Es ist leider meine Aufgabe, zu erzählen, was mit Luise Winkler, Pinnemann und dem Paten weiter geschah, und so fahre ich gleichmütiger fort; denn ich weiß mich zu bescheiden und kann mich zu gleicher Zeit loben.
Es war wahrhaftig keine Kleinigkeit, dem alten Herrn, dem Paten Hahnenberg, seinen und unsern Standpunkt klarzumachen! Mit Wilmsens »Kinderfreund« und Campes »Väterlichem Rat an meine Tochter« ließ sich aber in betreff Luisens nicht das geringste ausrichten, und es war auch ein Glück, daß ich zum Gouvernantentum nicht tauge, weder eine Brille noch eine spitze Nase und ein dito Kinn trage, daß ich nicht schnupfe und daß meine Lieblingsfarben Weiß, Rosa und Himmelblau sind. Man richtet mit einem fröhlichen Herzen doch am meisten in dieser trübseligen Welt aus, wenn ich gleich hier wenig ausgerichtet habe.
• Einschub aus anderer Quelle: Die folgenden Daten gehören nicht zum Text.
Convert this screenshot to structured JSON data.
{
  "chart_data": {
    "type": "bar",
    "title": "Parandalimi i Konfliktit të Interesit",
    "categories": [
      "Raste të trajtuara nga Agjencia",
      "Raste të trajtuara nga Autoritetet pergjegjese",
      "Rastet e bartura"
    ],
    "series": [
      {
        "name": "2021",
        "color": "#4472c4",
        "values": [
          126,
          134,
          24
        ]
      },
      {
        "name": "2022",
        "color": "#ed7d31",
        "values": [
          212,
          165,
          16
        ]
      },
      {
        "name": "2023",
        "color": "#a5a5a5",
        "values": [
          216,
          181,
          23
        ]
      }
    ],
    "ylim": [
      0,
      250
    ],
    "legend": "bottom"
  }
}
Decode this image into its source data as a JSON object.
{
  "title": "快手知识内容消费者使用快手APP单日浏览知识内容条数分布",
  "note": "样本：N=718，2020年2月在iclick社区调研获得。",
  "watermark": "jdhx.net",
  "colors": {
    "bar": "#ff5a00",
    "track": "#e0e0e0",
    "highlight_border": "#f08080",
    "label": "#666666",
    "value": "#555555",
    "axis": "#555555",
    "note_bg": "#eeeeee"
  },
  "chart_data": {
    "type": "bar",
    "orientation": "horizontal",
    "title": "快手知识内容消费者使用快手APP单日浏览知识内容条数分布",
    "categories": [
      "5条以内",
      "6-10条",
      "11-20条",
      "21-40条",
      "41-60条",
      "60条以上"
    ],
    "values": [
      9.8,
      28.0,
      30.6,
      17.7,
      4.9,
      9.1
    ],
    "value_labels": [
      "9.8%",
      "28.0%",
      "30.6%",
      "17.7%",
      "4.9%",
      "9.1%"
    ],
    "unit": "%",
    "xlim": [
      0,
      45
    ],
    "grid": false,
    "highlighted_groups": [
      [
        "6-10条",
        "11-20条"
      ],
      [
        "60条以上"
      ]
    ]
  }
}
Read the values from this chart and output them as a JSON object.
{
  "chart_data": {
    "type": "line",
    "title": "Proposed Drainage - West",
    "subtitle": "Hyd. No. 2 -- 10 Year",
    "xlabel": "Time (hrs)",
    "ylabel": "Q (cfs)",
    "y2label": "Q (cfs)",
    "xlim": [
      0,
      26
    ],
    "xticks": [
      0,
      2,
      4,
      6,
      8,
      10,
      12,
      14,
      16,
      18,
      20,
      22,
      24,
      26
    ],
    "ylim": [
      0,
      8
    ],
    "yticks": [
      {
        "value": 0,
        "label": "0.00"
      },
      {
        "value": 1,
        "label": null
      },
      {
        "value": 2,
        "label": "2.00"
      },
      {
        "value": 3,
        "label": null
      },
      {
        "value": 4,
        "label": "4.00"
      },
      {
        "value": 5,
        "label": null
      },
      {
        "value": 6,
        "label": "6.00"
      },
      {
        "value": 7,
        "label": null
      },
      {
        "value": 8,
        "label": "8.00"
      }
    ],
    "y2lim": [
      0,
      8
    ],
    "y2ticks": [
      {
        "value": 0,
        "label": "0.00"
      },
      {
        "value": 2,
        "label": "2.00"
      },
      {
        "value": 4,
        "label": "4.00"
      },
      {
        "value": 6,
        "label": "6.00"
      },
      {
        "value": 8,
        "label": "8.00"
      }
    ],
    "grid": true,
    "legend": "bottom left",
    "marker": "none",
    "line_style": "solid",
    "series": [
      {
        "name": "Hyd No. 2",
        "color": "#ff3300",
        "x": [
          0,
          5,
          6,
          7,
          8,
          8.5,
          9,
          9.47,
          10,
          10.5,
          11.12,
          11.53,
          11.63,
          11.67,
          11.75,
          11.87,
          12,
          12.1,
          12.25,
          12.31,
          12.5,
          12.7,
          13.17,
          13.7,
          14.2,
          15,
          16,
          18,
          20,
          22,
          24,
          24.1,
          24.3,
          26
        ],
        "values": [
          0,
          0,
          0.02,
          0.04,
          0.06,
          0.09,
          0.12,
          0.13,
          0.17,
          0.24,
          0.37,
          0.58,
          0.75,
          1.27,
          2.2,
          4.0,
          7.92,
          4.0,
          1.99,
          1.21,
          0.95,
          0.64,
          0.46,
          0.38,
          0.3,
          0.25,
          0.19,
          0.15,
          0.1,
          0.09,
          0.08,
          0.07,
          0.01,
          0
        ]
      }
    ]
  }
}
Das war ein Leiden! Ich bin nicht zum Schwindel geneigt; aber ich gebe mein ehrliches Frauenwort, daß sich oft alles um mich her drehte. Alle Augenblicke wurden meine Hohennöthlinger Begriffe von Verstand, Vernunft, Anstand, Erziehung, Schicklichkeit und Moral über den Haufen geworfen, und ich saß zwischen dem Plunder wie Marius zwischen den Trümmern von Jerusalem oder sonstwo. Solch ein unerzogenes, selbsterzogenes, verzogenes Geschöpf wie diese sehende Schwester des blinden Friedrichs mochte noch in einem zweiten Exemplar von den Gelehrten aufgefunden werden; ich hatte an diesem einen genug und über genug.
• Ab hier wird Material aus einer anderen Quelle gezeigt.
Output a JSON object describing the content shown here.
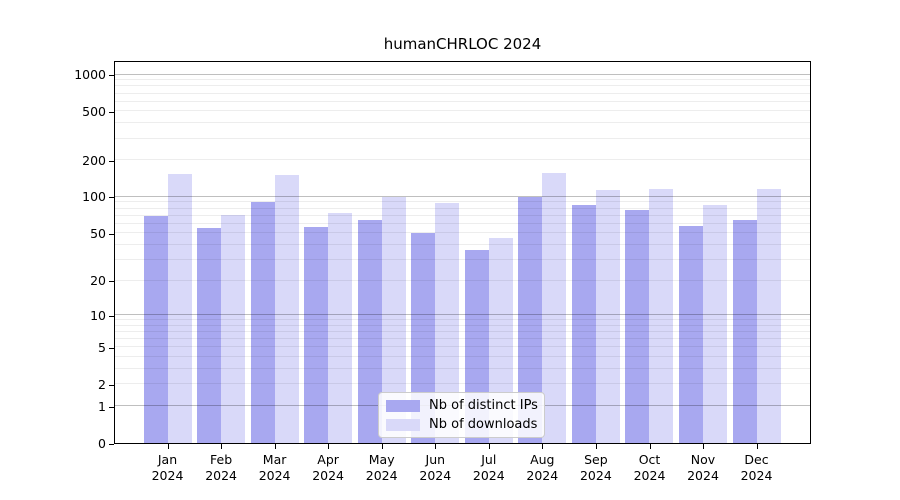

»O liebste Frau Mathilde, ich könnte ihn so schön an der Nase umherführen! – Ich ihn lieben? O allerliebste Frau Mathilde, wer könnte solch ein dickes, albernes Tier mit falschen Zähnen, falschem Haar und falschem Backenbart lieben? Ich weiß es ja, daß ich entsetzlich bin, daß ich meinen Bruder betrübe und elend mache. Am besten wär's, man ließe mich laufen, und es kümmerte sich keiner um mich; ich bin ja keiner Sorge und Liebe wert, das weiß ich nur zu gut! O Frau Mathilde, ich bin nicht verliebt in ihn; aber er ist so närrisch verliebt in mich, und ich könnte ihn zu allem in der Welt bringen. Er ist solch ein Geck und dünkt sich so weise, weil er den alten Notar gefangen hat. Ich habe aber ihn gefangen, und ich halte ihn fester wie er den Notar. Wahrhaftig, es ist zum Weinen; ich habe für meinen armen blinden Fritz die Lust des Sehens und Fußzappelns mitbekommen; ich habe keine Ruhe im Haus hinter dem Nähzeug und werde ganz gewiß mal recht unglücklich und bin es schon. Ich liebe so sehr die freie Luft, den Sonnenschein, die Landpartien und bals champêtres; es ist zum Weinen; aber ich gehöre auf den Jahrmarkt und nicht in euer stilles Behagen; – ach Frau Mathilde, lassen Sie mich mit meinem wilden Willen laufen, und möge es mir so gut gehen, wie ich es verdiene.«
»Das letztere wollen wir nicht hoffen«, sagte ich und wunderte mich über meine Bereitwilligkeit zu dieser Hoffnung. Zwanzigmal war ich bei solchen Gelegenheiten nahe dran, den Leichtsinn aus der Stube zu schieben und die Tür hinter ihm zu verriegeln; aber dann sah das Ding, wie es neben mir kauerte und seine tollen Gefühle hervorsprudelte, so allerliebst aus, daß ich trotz hellem Ärger und Erbosung meine Ermahnungen, guten Gründe und alles das stets wieder von neuem auskramte.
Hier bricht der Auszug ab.